Food and Drug Administration Commissioner Scott Gottilieb issued a statement as the agency’s new guidance for public warning and notification of recalls was published in the Federal Register.
In the statement, dated Feb. 7, Gottilieb said the FDA is taking steps to “strengthen and modernize” the recall process and the way the public receives notification.
“Most companies collaborate with the FDA to rapidly initiate voluntary recalls and work with their supply chain partners to remove the product from shelves to prevent further distribution,” the statement said. “And, in general, a recall occurs quickly when the problem is resolved.”
This isn’t always the case, however. The FDA says in some cases the FDA “may need to provide safety advice” to the marketplace to protect consumers.
- Under what circumstances firms should issue public warnings;
- Who prepares public warnings;
- What information should be contained in a public warning;
- How public warnings are distributed and displayed; and
- Public notification of recalls.
The FDA also has issued draft guidance that describes when retailers are disclosed in information about recalled food products.
Gottilieb also stressed that while recalls may seem more frequent, the opposite is the case.

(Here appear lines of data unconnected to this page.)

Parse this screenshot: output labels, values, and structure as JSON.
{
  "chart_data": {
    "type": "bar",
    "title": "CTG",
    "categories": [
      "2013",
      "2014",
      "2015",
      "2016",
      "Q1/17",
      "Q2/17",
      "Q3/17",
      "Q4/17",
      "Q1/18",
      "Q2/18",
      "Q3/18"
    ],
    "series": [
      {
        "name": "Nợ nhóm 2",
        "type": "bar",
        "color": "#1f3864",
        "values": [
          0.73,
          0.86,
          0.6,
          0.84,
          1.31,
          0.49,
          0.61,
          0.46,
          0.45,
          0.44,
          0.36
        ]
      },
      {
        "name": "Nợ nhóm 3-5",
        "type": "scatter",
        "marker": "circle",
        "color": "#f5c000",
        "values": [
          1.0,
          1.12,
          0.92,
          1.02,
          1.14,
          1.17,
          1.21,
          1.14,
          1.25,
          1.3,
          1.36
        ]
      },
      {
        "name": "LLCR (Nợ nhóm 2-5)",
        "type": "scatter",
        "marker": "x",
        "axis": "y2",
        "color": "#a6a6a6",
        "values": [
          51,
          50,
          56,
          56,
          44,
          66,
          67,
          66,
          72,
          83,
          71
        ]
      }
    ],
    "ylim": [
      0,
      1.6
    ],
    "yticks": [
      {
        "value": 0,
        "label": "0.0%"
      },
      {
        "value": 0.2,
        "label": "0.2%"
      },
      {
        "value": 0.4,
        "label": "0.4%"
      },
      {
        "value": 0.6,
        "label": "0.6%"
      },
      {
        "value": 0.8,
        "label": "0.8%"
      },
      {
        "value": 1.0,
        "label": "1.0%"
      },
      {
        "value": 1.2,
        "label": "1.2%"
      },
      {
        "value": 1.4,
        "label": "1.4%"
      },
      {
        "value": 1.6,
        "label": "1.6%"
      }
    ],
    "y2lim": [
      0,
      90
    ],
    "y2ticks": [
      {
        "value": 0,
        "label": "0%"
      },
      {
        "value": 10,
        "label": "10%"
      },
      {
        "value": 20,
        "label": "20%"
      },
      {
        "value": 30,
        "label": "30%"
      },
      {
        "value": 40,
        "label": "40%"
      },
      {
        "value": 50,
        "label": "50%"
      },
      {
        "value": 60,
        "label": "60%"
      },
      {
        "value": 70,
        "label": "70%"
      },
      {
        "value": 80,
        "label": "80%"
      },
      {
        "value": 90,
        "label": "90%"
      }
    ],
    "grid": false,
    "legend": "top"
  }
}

“Some may feel like they’re seeing more recalls,” he said, in the statement. “In actuality, for fiscal year 2018, there were a total of 7,420 recalls with 831 that were classified as the highest risk. That figure represents a five-year low in recalls.
However, the reason why recall notices might seem to have increased is that our publicizing of these events has become more prominent. We’re routinely providing more information on recalls and other safety issues that have happened…I believe that it’s critical for consumers to have this information so that they can take an action to protect their own health.”